L'adolescenza, in cui dedicavo ogni istante della mia giornata allo sport, il calcio, che mi ha dato la possibilità di crescere e maturare molto presto, mettendomi di fronte a sacrifici e a scelte di vita che non appartengono ad un ragazzo di tredici anni. 
Lasciare casa, trasferirmi, vivere lontano dalla famiglia, momenti duri che ho affrontato con dedizione e costanza.
Poi, un grave infortunio, mi ha costretto a lasciare tutto.
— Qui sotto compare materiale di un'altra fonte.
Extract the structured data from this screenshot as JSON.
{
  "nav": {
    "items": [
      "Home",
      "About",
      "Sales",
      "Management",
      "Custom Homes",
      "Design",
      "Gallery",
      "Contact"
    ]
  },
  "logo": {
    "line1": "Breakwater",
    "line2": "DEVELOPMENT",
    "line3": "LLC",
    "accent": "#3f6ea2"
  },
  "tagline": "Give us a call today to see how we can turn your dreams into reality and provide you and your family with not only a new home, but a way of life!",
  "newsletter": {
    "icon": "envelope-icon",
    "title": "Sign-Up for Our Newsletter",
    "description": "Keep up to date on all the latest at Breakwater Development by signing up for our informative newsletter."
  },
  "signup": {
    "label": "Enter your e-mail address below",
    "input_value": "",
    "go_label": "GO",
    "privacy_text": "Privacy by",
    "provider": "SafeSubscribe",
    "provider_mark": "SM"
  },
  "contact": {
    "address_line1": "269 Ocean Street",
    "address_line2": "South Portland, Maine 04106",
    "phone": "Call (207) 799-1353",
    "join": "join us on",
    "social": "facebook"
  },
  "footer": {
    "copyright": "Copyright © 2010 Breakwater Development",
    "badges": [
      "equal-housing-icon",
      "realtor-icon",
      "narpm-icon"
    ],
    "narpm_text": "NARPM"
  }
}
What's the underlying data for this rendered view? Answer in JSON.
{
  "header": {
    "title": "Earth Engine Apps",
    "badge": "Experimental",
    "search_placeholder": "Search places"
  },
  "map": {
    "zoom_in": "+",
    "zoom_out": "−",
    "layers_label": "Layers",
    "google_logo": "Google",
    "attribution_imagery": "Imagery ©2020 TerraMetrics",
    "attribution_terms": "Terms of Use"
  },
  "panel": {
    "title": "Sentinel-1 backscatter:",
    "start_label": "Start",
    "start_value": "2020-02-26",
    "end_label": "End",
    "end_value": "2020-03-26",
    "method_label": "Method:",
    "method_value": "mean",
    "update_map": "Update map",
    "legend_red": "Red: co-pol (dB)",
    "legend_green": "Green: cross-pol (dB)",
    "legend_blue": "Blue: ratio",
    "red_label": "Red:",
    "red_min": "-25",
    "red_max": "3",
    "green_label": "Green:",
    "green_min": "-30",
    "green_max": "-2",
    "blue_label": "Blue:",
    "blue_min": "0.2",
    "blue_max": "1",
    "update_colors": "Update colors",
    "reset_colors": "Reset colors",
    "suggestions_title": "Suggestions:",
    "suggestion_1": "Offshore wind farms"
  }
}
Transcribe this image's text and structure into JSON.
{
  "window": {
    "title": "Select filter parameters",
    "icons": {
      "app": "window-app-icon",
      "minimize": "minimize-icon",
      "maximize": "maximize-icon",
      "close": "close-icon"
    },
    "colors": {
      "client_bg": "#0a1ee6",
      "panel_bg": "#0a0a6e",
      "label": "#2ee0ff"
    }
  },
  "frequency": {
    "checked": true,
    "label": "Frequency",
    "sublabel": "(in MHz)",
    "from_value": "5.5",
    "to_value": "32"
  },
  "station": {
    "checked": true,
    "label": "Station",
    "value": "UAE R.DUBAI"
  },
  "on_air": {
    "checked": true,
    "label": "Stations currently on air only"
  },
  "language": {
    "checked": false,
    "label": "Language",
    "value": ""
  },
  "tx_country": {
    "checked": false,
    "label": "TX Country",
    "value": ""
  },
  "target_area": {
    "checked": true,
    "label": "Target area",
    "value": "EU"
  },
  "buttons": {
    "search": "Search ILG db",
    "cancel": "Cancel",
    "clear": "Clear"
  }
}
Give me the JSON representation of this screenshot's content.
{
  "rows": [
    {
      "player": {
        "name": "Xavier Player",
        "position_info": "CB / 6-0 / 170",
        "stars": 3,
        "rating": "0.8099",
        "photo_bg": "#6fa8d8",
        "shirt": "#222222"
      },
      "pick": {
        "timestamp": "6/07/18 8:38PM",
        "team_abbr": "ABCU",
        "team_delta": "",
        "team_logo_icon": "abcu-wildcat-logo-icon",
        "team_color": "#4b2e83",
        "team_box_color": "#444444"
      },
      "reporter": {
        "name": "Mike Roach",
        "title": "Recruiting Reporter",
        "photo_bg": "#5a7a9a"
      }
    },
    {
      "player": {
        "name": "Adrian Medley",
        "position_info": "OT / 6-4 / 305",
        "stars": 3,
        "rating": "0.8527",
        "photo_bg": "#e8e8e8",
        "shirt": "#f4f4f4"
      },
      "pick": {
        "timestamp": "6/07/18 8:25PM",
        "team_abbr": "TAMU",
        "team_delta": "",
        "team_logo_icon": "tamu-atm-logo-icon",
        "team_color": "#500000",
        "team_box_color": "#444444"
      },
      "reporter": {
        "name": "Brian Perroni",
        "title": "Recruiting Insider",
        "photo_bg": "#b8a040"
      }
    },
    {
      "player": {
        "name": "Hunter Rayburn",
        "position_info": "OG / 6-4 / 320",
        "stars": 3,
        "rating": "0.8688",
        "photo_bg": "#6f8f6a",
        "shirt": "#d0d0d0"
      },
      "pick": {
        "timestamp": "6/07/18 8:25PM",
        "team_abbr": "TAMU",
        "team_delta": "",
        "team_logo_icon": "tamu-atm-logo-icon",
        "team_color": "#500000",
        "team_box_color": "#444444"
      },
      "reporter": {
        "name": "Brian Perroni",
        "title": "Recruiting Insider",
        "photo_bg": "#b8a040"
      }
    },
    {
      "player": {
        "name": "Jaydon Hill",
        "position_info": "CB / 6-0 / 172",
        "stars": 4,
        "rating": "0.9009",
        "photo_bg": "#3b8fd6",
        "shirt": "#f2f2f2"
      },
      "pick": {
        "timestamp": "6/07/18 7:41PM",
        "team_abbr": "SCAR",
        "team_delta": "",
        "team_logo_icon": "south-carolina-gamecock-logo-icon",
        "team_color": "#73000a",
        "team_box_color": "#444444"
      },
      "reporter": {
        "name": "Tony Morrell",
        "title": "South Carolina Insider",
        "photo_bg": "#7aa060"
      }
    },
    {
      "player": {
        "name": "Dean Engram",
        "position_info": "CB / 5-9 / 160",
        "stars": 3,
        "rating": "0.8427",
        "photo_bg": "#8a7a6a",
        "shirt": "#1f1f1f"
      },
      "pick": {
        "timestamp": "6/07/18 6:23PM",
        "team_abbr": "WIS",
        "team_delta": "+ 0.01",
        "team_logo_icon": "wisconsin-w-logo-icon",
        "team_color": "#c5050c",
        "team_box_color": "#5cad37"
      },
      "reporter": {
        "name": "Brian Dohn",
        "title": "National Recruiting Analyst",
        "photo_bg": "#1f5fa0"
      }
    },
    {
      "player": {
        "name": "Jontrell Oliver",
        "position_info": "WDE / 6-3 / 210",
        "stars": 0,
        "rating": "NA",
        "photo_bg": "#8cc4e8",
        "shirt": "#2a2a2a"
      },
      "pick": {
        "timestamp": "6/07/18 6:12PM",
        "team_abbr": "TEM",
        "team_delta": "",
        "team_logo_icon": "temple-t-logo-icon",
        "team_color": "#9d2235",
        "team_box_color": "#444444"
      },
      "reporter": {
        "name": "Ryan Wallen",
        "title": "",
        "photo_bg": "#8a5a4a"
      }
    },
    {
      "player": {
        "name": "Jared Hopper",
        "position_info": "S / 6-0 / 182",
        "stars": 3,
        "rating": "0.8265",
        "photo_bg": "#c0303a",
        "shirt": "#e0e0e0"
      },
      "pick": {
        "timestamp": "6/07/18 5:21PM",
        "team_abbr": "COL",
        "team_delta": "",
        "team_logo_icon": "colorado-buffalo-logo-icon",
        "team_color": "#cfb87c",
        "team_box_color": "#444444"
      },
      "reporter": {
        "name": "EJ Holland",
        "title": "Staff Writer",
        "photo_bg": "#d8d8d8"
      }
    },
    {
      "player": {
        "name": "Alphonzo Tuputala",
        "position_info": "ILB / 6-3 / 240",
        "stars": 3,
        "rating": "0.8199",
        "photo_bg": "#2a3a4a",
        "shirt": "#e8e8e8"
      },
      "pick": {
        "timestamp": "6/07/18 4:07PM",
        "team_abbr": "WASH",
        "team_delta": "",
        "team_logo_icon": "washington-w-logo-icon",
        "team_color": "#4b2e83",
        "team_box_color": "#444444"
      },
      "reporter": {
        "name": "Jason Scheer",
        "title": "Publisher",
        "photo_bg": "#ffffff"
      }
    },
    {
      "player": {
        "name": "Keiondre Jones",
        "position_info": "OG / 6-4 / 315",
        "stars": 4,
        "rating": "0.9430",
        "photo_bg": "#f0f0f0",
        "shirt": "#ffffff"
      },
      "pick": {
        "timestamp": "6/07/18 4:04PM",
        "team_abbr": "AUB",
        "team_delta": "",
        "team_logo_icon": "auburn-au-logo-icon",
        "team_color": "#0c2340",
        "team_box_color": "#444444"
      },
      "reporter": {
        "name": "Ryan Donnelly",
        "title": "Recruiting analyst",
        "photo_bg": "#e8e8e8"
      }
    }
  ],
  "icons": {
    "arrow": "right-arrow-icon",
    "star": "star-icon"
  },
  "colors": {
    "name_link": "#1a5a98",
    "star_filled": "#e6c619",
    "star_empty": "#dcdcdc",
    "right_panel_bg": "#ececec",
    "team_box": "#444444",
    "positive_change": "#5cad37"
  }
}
Arrivò così la seconda fase della mia vita, quella della maturità, quella dove i sogni svaniscono e la realtà ti presenta il conto, ed  è proprio qui che la fotografia ha messo a fuoco il periodo piu sfocato della mia vita;
sono tornato indietro nel tempo e ho rincominciato a sognare, ho avuto per la seconda volta la fortuna di seguire il mio cuore e di coltivare una nuova passione.
E se prima era il pubblico a gioire per i miei sforzi, ora ho il privilegio di raccontare le emozioni uniche di due persone che si promettono amore eterno.